Abstract

Aim: The purpose of this paper is to justify the introduction of changes to existing international standards covering optical smoke fire detectors, which utilise sensitivity fluctuation compensation mechanisms.

Introduction: Improving the quality of optical smoke fire detectors is not possible without the incorporation of a responsiveness fluctuation compensation mechanism. Current documentation EN 54-1 and EN 54-7, dealing with normative issues, does not contain necessary definitions, technical requirements and details concerning methods of control. These omissions present problems with the development and improvement of optical smoke detectors. The article illustrates a design of a test smoke flue for an optical smoke detector and includes the main construction principles of fire smoke detectors. It also highlights the dependence of photo detector signals on the optical density of air. The article includes a range of questions: What is “sensitivity of an optical smoke sensor”? What is “sensitivity fluctuation” and how is it associated with “contamination”? What is “fluctuation compensation” and “compensation fluctuation boundary”?

Methodology: Analysis of mathematical calculations concerning receiver output signal levels of the optical sensor, in relation to specific optical density of air. Analysis of technical requirements and control methods for fire detectors, which incorporate sensitivity fluctuation compensation.

Results: Identified the influence of smoke detector chamber contamination on the performance of the detectors’ sensor. Undertook to improve the accuracy of measurements performed in the smoke detector flue chamber. Described the requirement for a multi-mode detector with sensitivity fluctuation compensation, to include at least two diode indicators, coloured red and yellow. When a multi-mode detector achieves a ‘boundary’ reading for its sensitivity fluctuation compensation, the system should generate, at the signal exit point, information, which is relayed to the control centre, indicating a “sensor malfunction”, which in turn should not ‘disrupt’ the flow of signals indicating “fire” from any other sensor linked to the same fire detection circuit.

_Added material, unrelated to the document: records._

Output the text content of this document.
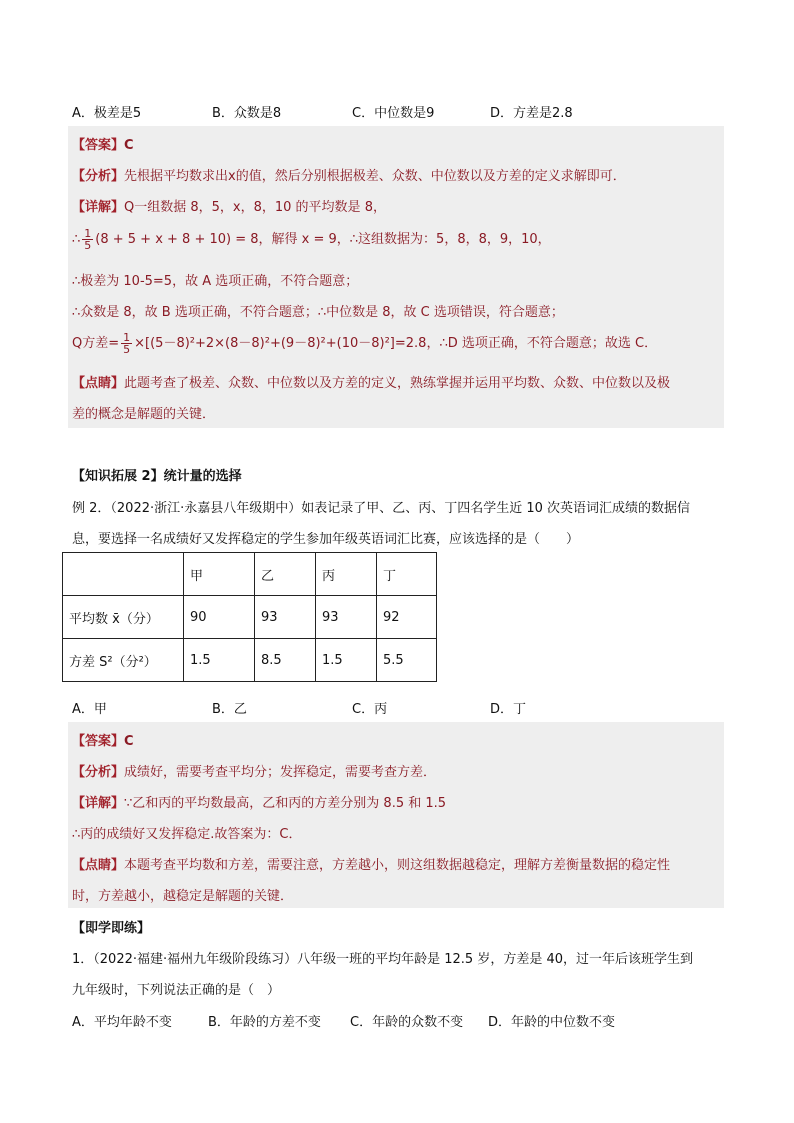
A．极差是5	B．众数是8	C．中位数是9	D．方差是2.8
【答案】C
【分析】先根据平均数求出x的值，然后分别根据极差、众数、中位数以及方差的定义求解即可．
【详解】Q一组数据 8，5，x，8，10 的平均数是 8，
∴ $\frac{1}{5} (8 + 5 + x + 8 + 10) = 8$，解得 x = 9，∴这组数据为：5，8，8，9，10，
∴极差为 10-5=5，故 A 选项正确，不符合题意；
∴众数是 8，故 B 选项正确，不符合题意；∴中位数是 8，故 C 选项错误，符合题意；
Q方差= $\frac{1}{5} \times[(5-8)^2+2\times(8-8)^2+(9-8)^2+(10-8)^2]=2.8$，∴D 选项正确，不符合题意；故选 C．
【点睛】此题考查了极差、众数、中位数以及方差的定义，熟练掌握并运用平均数、众数、中位数以及极
差的概念是解题的关键．
【知识拓展 2】统计量的选择
例 2．（2022·浙江·永嘉县八年级期中）如表记录了甲、乙、丙、丁四名学生近 10 次英语词汇成绩的数据信
息，要选择一名成绩好又发挥稳定的学生参加年级英语词汇比赛，应该选择的是（　　）
	甲	乙	丙	丁
平均数 x̄（分）	90	93	93	92
方差 S²（分²）	1.5	8.5	1.5	5.5
A．甲	B．乙	C．丙	D．丁
【答案】C
【分析】成绩好，需要考查平均分；发挥稳定，需要考查方差．
【详解】∵乙和丙的平均数最高，乙和丙的方差分别为 8.5 和 1.5
∴丙的成绩好又发挥稳定.故答案为：C．
【点睛】本题考查平均数和方差，需要注意，方差越小，则这组数据越稳定，理解方差衡量数据的稳定性
时，方差越小，越稳定是解题的关键．
【即学即练】
1．（2022·福建·福州九年级阶段练习）八年级一班的平均年龄是 12.5 岁，方差是 40，过一年后该班学生到
九年级时，下列说法正确的是（　）
A．平均年龄不变	B．年龄的方差不变	C．年龄的众数不变	D．年龄的中位数不变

Conclusions: Sensitivity test of the detector flue cannot replace fire test checks. Without high stability and recurrence of sensitivity at a value of 0.1 dB / m it is pointless to bother with fluctuation compensation for detectors. For detectors with a sensitivity fluctuation compensation, it is necessary to improve the accuracy of sensor responsiveness in the flue chamber. There is a need to enhance EN 54-7 with new provisions, technical specifications and control mechanisms for multi-mode detectors with sensitivity fluctuation compensation.

Keywords: Tyndall effect, specific optical density, fluctuation compensation, test fires, standard EN 54-7

Type of article: review article